Dr. Roya Jafari-Hassad was sentenced by U.S. District Judge Gary R. Brown in federal court in Central Islip.
In addition to prison time, Brown imposed a $150,000 fine and ordered Jafari-Hassad to pay $152,765 in restitution.
Jafari-Hassad was convicted at trial in December 2024 of eight counts of prescribing oxycodone pills without a legitimate medical purpose, and she later pleaded guilty in April 2025 to health care fraud.
“Dr. Jafari-Hassad used her medical practice to deal drugs, a disgraceful betrayal of her doctor’s oath to do no harm,” Joseph Nocella Jr., U.S. attorney for the Eastern District of New York, said in a statement. He said the sentence holds her accountable for “capitalizing on her patients’ dangerous opioid addictions to enrich herself.”
Frank A. Tarentino III, associate chief of operations for the U.S. Drug Enforcement Administration’s Northeast Region, said the defendant “turned her medical office into a modern-day pill mill,” and Naomi Gruchacz, the special agent in charge of the U.S. Department of Health and Human Services Office of Inspector General’s Office of Investigations in the New York region, said her illegal prescriptions “contributed to fueling the opioid epidemic.”
According to evidence presented at trial and court filings, Jafari-Hassad operated medical offices in Great Neck, Forest Hills, Queens and Manhattan. From January 2019 through May 2022, she charged patients hundreds of dollars in cash in exchange for monthly oxycodone prescriptions, prosecutors said.

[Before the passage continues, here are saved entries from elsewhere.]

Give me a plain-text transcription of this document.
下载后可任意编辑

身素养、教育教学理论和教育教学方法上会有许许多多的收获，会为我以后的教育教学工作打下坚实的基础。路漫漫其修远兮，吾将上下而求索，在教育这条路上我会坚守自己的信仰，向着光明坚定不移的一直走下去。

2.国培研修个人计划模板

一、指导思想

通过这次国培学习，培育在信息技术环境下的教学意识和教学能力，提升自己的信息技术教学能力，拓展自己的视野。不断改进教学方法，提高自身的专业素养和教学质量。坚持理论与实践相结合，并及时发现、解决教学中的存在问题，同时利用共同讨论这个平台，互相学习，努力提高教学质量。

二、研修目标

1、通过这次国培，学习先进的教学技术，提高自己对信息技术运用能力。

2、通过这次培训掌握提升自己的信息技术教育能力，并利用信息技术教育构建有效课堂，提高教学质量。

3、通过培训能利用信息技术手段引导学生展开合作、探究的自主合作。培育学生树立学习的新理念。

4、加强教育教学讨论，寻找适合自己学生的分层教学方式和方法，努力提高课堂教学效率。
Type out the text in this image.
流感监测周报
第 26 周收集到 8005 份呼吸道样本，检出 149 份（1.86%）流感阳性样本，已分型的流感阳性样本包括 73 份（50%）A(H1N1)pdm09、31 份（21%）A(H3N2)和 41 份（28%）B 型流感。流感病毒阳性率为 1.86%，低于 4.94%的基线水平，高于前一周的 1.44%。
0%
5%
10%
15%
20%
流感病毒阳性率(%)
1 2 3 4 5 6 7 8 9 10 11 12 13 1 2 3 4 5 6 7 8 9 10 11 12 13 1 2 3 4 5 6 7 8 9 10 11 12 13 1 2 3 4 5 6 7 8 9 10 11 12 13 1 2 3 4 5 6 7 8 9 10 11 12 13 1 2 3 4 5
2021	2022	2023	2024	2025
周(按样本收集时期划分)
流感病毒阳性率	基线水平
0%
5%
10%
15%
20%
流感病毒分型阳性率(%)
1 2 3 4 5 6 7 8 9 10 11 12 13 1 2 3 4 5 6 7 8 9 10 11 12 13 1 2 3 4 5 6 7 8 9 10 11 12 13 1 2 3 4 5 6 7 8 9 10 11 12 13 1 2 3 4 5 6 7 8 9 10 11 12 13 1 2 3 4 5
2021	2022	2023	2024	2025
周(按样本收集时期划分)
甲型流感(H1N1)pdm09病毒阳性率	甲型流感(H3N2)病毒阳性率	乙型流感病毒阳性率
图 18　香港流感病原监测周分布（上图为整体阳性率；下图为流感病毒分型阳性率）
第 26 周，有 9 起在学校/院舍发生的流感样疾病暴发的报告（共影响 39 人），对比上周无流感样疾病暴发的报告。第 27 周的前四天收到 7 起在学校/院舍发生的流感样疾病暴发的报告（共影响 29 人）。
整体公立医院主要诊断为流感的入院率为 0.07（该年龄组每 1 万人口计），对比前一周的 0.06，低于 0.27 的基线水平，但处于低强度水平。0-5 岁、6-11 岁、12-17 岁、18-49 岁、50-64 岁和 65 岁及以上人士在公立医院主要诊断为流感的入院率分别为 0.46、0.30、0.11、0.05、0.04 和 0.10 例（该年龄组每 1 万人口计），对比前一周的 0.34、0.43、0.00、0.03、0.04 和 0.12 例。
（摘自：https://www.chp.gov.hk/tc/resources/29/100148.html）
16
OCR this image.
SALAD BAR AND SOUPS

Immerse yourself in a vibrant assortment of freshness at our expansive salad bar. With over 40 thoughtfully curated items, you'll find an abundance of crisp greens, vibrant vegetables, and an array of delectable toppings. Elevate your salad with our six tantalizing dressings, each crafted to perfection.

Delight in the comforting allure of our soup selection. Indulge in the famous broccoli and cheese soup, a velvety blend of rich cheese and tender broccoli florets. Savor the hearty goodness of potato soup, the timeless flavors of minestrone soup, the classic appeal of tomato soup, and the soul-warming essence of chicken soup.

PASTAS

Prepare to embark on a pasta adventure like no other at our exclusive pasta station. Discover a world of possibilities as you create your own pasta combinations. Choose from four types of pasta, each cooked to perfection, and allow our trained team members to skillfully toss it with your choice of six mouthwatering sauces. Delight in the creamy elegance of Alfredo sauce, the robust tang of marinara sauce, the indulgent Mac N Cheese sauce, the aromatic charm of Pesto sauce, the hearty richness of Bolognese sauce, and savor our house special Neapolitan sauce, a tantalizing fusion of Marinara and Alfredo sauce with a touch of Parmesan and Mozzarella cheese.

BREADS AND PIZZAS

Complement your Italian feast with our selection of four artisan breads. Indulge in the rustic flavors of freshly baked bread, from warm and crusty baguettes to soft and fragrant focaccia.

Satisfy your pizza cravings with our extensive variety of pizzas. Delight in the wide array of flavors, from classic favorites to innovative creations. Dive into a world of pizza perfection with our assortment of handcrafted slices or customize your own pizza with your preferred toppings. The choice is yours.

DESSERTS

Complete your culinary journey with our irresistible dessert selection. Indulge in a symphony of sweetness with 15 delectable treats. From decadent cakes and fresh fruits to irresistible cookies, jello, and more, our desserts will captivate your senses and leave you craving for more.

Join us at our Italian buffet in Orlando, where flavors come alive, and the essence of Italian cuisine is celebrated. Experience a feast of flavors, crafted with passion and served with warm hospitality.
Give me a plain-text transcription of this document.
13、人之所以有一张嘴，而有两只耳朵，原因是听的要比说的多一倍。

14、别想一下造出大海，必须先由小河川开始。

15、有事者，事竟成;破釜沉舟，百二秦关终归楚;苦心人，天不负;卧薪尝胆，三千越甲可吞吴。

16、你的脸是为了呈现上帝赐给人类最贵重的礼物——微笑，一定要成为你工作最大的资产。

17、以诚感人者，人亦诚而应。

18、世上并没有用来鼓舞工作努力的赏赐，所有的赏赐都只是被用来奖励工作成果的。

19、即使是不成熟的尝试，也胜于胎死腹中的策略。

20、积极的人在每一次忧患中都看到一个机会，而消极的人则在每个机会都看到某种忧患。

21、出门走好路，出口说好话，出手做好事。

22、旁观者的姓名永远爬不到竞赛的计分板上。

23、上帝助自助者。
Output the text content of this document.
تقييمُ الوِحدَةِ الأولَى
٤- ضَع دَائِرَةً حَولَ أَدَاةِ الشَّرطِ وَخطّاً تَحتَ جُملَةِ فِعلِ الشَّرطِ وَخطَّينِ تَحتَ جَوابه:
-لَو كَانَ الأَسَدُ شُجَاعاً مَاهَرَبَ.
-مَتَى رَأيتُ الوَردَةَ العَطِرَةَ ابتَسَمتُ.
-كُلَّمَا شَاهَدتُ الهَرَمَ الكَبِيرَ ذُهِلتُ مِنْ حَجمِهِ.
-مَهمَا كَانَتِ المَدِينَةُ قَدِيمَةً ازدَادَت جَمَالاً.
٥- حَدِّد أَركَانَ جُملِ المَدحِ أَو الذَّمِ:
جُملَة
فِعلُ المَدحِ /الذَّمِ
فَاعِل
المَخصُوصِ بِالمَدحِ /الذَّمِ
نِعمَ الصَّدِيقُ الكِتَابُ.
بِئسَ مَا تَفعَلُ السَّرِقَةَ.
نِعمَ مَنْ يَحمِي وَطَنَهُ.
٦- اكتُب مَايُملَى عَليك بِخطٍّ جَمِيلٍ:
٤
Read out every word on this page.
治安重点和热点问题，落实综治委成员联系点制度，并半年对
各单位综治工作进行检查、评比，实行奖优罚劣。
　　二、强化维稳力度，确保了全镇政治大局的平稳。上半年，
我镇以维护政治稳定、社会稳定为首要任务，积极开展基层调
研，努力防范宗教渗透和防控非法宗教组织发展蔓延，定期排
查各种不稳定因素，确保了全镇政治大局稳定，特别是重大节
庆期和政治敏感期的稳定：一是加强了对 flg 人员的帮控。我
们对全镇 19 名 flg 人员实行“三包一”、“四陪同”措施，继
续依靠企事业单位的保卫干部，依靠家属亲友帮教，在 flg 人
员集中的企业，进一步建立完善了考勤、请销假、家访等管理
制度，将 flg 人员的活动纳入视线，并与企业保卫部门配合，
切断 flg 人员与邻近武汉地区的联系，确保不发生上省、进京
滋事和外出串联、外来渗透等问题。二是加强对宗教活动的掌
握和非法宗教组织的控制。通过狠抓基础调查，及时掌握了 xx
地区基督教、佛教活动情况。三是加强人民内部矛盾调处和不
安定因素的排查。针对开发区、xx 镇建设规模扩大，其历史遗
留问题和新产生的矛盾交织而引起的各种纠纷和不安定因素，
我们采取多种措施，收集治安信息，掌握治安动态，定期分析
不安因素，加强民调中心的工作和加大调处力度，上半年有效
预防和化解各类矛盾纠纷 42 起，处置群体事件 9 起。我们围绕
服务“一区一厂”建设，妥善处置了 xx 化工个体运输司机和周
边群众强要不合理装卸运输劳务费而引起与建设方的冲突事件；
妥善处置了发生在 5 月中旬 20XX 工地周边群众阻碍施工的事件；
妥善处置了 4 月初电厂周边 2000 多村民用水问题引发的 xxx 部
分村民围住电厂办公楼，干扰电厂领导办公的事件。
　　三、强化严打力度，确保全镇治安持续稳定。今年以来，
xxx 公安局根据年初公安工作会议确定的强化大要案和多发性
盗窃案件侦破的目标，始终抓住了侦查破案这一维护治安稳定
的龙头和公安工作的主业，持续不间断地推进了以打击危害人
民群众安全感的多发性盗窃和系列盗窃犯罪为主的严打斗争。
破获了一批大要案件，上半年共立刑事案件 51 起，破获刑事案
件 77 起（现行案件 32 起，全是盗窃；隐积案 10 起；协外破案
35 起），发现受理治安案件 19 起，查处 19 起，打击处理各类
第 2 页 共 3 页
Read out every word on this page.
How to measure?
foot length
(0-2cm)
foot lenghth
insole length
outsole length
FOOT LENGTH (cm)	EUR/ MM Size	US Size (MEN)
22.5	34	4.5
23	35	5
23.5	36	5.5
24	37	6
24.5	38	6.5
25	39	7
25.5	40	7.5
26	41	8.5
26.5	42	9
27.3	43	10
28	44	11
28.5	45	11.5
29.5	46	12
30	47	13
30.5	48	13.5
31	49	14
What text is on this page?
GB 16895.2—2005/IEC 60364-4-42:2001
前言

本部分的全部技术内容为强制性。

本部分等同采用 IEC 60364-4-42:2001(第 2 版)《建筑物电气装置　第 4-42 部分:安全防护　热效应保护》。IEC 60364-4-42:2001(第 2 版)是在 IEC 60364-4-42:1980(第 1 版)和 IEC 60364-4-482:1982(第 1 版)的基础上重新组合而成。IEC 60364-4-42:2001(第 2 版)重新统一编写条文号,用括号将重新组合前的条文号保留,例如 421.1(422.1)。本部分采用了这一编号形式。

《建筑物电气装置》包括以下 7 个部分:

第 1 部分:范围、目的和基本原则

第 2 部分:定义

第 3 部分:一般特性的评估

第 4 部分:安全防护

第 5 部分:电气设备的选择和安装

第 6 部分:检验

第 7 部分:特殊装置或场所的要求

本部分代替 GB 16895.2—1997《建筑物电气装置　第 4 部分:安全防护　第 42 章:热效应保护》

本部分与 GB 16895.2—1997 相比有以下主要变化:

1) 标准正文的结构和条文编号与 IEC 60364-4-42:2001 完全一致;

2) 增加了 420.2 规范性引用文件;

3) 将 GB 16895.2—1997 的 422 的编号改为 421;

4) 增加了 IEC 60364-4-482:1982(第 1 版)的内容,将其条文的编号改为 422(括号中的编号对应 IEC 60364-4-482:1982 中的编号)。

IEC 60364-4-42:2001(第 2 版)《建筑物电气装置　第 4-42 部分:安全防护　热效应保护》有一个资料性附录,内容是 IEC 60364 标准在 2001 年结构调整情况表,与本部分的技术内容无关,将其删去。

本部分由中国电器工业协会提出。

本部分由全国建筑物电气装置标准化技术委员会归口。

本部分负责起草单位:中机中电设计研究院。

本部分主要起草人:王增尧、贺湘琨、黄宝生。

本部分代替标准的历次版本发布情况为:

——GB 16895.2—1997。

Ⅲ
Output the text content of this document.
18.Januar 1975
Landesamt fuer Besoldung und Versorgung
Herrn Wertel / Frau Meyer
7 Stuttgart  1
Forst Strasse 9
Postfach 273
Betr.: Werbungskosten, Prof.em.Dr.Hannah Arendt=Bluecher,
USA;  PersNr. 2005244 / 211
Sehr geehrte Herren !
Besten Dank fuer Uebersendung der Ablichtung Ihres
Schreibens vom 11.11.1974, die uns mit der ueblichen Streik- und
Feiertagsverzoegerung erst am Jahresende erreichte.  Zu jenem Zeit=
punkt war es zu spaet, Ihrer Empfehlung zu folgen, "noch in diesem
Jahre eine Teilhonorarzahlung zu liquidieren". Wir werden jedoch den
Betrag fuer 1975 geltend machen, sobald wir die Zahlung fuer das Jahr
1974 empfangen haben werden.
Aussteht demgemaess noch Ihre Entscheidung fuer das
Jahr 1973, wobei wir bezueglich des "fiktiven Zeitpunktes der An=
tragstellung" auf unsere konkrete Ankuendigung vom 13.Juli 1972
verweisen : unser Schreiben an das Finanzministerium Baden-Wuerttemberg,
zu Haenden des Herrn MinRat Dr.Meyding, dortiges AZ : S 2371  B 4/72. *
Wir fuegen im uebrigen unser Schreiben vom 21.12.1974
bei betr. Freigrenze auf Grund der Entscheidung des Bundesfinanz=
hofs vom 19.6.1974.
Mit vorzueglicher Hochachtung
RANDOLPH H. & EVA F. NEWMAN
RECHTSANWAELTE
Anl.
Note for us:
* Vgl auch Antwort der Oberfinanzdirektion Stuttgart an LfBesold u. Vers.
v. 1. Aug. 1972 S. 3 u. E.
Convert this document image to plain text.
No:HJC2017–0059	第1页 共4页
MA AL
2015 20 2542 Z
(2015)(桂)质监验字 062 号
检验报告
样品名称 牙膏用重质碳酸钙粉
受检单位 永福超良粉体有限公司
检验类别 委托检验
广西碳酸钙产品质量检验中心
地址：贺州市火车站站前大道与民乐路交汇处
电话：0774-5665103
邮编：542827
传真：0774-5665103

Sometimes the prescriptions were issued without an in-person appointment, with payment information collected and prescriptions refilled immediately, according to prosecutors. Prosecutors said she made hundreds of thousands of dollars a year from the cash payments.
Authorities also said Jafari-Hassad submitted false claims to Medicare and private insurers for medical services that were not provided and received reimbursement for procedures she did not perform.